I do wish there was a compiler-checked way of specifying a minimum complete definition.


On Thu, Aug 8, 2013 at 11:02 AM, Joey Adams <joeyadams3.14159@gmail.com> wrote:
On Thu, Aug 8, 2013 at 12:22 PM, Lyle Kopnicky <lists@qseep.net> wrote:
...


So I went to the Data.Hashable page and looked up examples on how to derive a Hashable instance for my datatype:

The problem occurs even when using the sample code on the page:


{-# LANGUAGE DeriveGeneric #-}

 import GHC.Generics (Generic)
 import Data.Hashable

 data Colour = Red | Green | Blue
               deriving Generic

 instance Hashable Colour
If I then type `hash Red` I get a stack overflow.

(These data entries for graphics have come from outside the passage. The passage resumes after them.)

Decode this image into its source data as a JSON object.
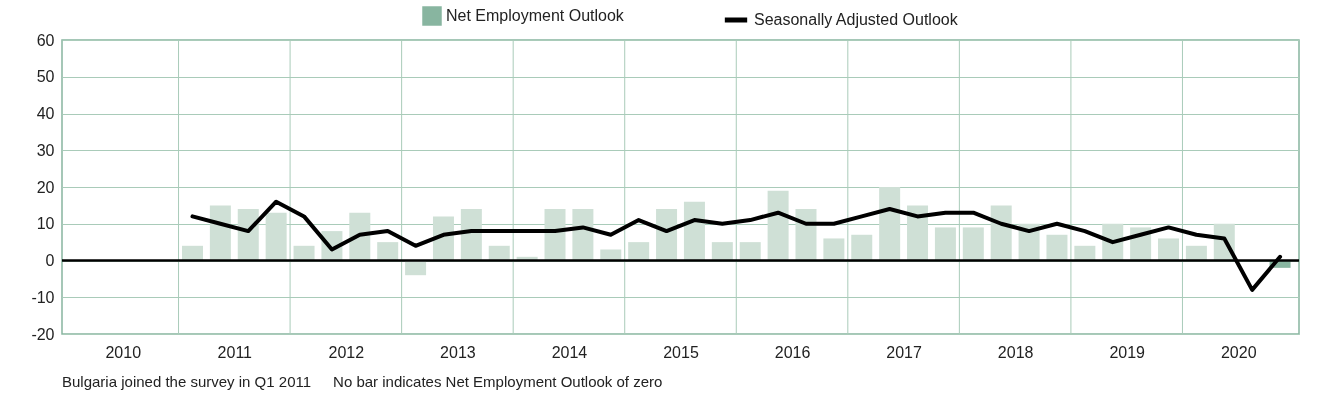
{
  "chart_data": {
    "type": "bar",
    "x": [
      2011.125,
      2011.375,
      2011.625,
      2011.875,
      2012.125,
      2012.375,
      2012.625,
      2012.875,
      2013.125,
      2013.375,
      2013.625,
      2013.875,
      2014.125,
      2014.375,
      2014.625,
      2014.875,
      2015.125,
      2015.375,
      2015.625,
      2015.875,
      2016.125,
      2016.375,
      2016.625,
      2016.875,
      2017.125,
      2017.375,
      2017.625,
      2017.875,
      2018.125,
      2018.375,
      2018.625,
      2018.875,
      2019.125,
      2019.375,
      2019.625,
      2019.875,
      2020.125,
      2020.375,
      2020.625,
      2020.875
    ],
    "series": [
      {
        "name": "Net Employment Outlook",
        "color": "#88b5a0",
        "colors": [
          "#cfe0d6",
          "#cfe0d6",
          "#cfe0d6",
          "#cfe0d6",
          "#cfe0d6",
          "#cfe0d6",
          "#cfe0d6",
          "#cfe0d6",
          "#cfe0d6",
          "#cfe0d6",
          "#cfe0d6",
          "#cfe0d6",
          "#cfe0d6",
          "#cfe0d6",
          "#cfe0d6",
          "#cfe0d6",
          "#cfe0d6",
          "#cfe0d6",
          "#cfe0d6",
          "#cfe0d6",
          "#cfe0d6",
          "#cfe0d6",
          "#cfe0d6",
          "#cfe0d6",
          "#cfe0d6",
          "#cfe0d6",
          "#cfe0d6",
          "#cfe0d6",
          "#cfe0d6",
          "#cfe0d6",
          "#cfe0d6",
          "#cfe0d6",
          "#cfe0d6",
          "#cfe0d6",
          "#cfe0d6",
          "#cfe0d6",
          "#cfe0d6",
          "#cfe0d6",
          "#cfe0d6",
          "#88b5a0"
        ],
        "values": [
          4,
          15,
          14,
          13,
          4,
          8,
          13,
          5,
          -4,
          12,
          14,
          4,
          1,
          14,
          14,
          3,
          5,
          14,
          16,
          5,
          5,
          19,
          14,
          6,
          7,
          20,
          15,
          9,
          9,
          15,
          10,
          7,
          4,
          10,
          9,
          6,
          4,
          10,
          0,
          -2
        ]
      },
      {
        "name": "Seasonally Adjusted Outlook",
        "type": "line",
        "color": "#000000",
        "values": [
          12,
          10,
          8,
          16,
          12,
          3,
          7,
          8,
          4,
          7,
          8,
          8,
          8,
          8,
          9,
          7,
          11,
          8,
          11,
          10,
          11,
          13,
          10,
          10,
          12,
          14,
          12,
          13,
          13,
          10,
          8,
          10,
          8,
          5,
          7,
          9,
          7,
          6,
          -8,
          1
        ]
      }
    ],
    "xlim": [
      2010,
      2021
    ],
    "xticks": [
      {
        "value": 2010.5,
        "label": "2010"
      },
      {
        "value": 2011,
        "label": null
      },
      {
        "value": 2011.5,
        "label": "2011"
      },
      {
        "value": 2012,
        "label": null
      },
      {
        "value": 2012.5,
        "label": "2012"
      },
      {
        "value": 2013,
        "label": null
      },
      {
        "value": 2013.5,
        "label": "2013"
      },
      {
        "value": 2014,
        "label": null
      },
      {
        "value": 2014.5,
        "label": "2014"
      },
      {
        "value": 2015,
        "label": null
      },
      {
        "value": 2015.5,
        "label": "2015"
      },
      {
        "value": 2016,
        "label": null
      },
      {
        "value": 2016.5,
        "label": "2016"
      },
      {
        "value": 2017,
        "label": null
      },
      {
        "value": 2017.5,
        "label": "2017"
      },
      {
        "value": 2018,
        "label": null
      },
      {
        "value": 2018.5,
        "label": "2018"
      },
      {
        "value": 2019,
        "label": null
      },
      {
        "value": 2019.5,
        "label": "2019"
      },
      {
        "value": 2020,
        "label": null
      },
      {
        "value": 2020.5,
        "label": "2020"
      }
    ],
    "ylim": [
      -20,
      60
    ],
    "yticks": [
      -20,
      -10,
      0,
      10,
      20,
      30,
      40,
      50,
      60
    ],
    "grid": true,
    "legend": "top",
    "ref_lines": [
      {
        "axis": "y",
        "value": 0,
        "color": "#000000"
      }
    ],
    "annotations": [
      "Bulgaria joined the survey in Q1 2011",
      "No bar indicates Net Employment Outlook of zero"
    ]
  }
}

I am using the Haskell Platform, so I have hashable-1.1.2.5, but I notice the docs are for hashable-1.2.0.10. If I install 1.2.0.10 though, other code in my project breaks - seems like one part doesn't recognize the instances from another part. So I'll stick with the platform version.

...

Generic support was added in hashable-1.2.  Before then, the default implementations for `hash` and `hashWithSalt` were written in terms of each other:

    hash = hashWithSalt defaultSalt
    hashWithSalt salt x = salt `combine` hash x

Because you did not give an implementation for either of these, both default implementations were used, leading to a loop.